察觉夏秉良被她的吃相吓到不敢入门,心想她果然是因为夏怀瑾的事受刺激了。
“你吃这么多!”夏秉良终于看不下去了。
“我饿了一日了,不多吃点如何能饱!”安容华
夏秉良出手制止安容华,以为是确如他猜测。
“别吃了,即使父王拒绝了你,你当不成我小娘,依然可以当我姐姐啊!何须如此自暴自弃?”
“啊?”安容华一懵,反应过来一只鸡腿砸向了夏秉良脑门,“你在想什么呢,谁要当你姐姐,辈分不可乱!”

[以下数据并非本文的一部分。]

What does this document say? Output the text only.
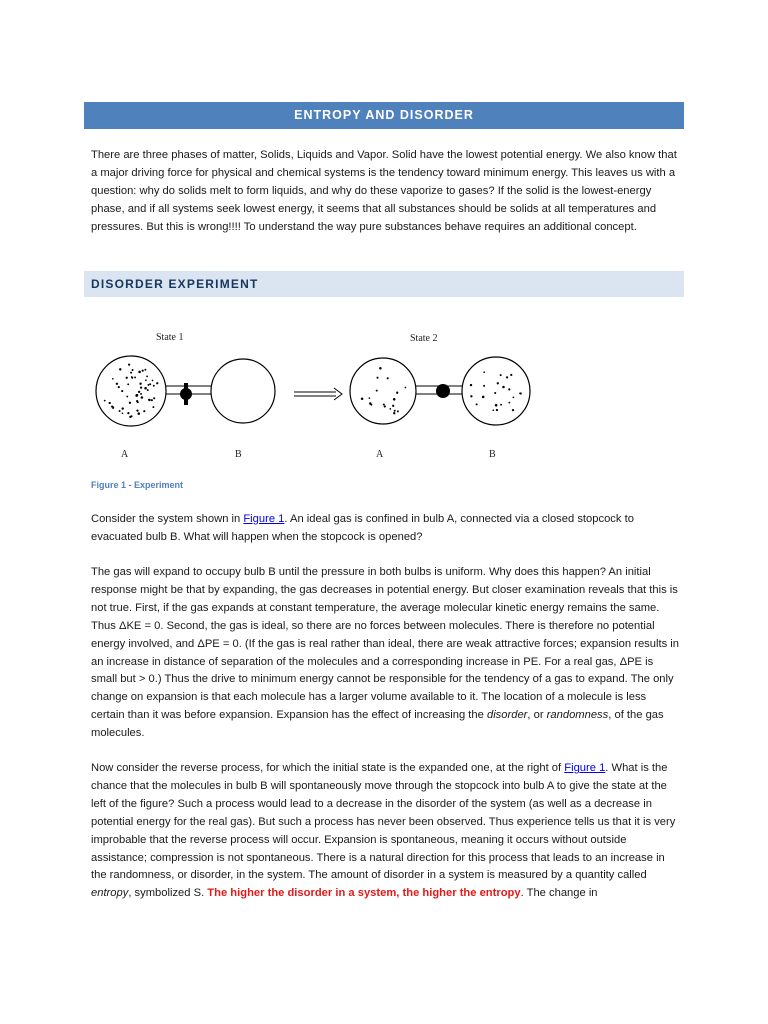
ENTROPY AND DISORDER

There are three phases of matter, Solids, Liquids and Vapor. Solid have the lowest potential energy. We also know that a major driving force for physical and chemical systems is the tendency toward minimum energy. This leaves us with a question: why do solids melt to form liquids, and why do these vaporize to gases? If the solid is the lowest-energy phase, and if all systems seek lowest energy, it seems that all substances should be solids at all temperatures and pressures. But this is wrong!!!! To understand the way pure substances behave requires an additional concept.

DISORDER EXPERIMENT
State 1	State 2
A	B	A	B
Figure 1 - Experiment

Consider the system shown in Figure 1. An ideal gas is confined in bulb A, connected via a closed stopcock to evacuated bulb B. What will happen when the stopcock is opened?

The gas will expand to occupy bulb B until the pressure in both bulbs is uniform. Why does this happen? An initial response might be that by expanding, the gas decreases in potential energy. But closer examination reveals that this is not true. First, if the gas expands at constant temperature, the average molecular kinetic energy remains the same. Thus ΔKE = 0. Second, the gas is ideal, so there are no forces between molecules. There is therefore no potential energy involved, and ΔPE = 0. (If the gas is real rather than ideal, there are weak attractive forces; expansion results in an increase in distance of separation of the molecules and a corresponding increase in PE. For a real gas, ΔPE is small but > 0.) Thus the drive to minimum energy cannot be responsible for the tendency of a gas to expand. The only change on expansion is that each molecule has a larger volume available to it. The location of a molecule is less certain than it was before expansion. Expansion has the effect of increasing the disorder, or randomness, of the gas molecules.

Now consider the reverse process, for which the initial state is the expanded one, at the right of Figure 1. What is the chance that the molecules in bulb B will spontaneously move through the stopcock into bulb A to give the state at the left of the figure? Such a process would lead to a decrease in the disorder of the system (as well as a decrease in potential energy for the real gas). But such a process has never been observed. Thus experience tells us that it is very improbable that the reverse process will occur. Expansion is spontaneous, meaning it occurs without outside assistance; compression is not spontaneous. There is a natural direction for this process that leads to an increase in the randomness, or disorder, in the system. The amount of disorder in a system is measured by a quantity called entropy, symbolized S. The higher the disorder in a system, the higher the entropy. The change in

轮到夏秉良懵了,安容华虽行为有异,却有不似他所担忧的那样。
“小良儿我告诉你,你父王昨夜拒绝我是因为他……”安容华思索过才继续说,“有眼无珠,无法透过我的外表看清本质,以后有他后悔的时候。”
“你就别逞强了,先前听你所言,我还以为你与父王有多年前的旧情,可我冷静下来一想那根本不可能,父王年轻的时候,你都不见得出生了。夏秉良分析道。
“与你无法解释,反正我不是你姐姐辈的人,我与你父王之间的事,你半知便好,无论将来如何发展,你都只管尊我敬我就可。”安容华格外淡定。
“我看你是吃多了撑糊涂了。”夏秉良认定了安容华时承受刺激太大,内心不愿接受而自欺欺人。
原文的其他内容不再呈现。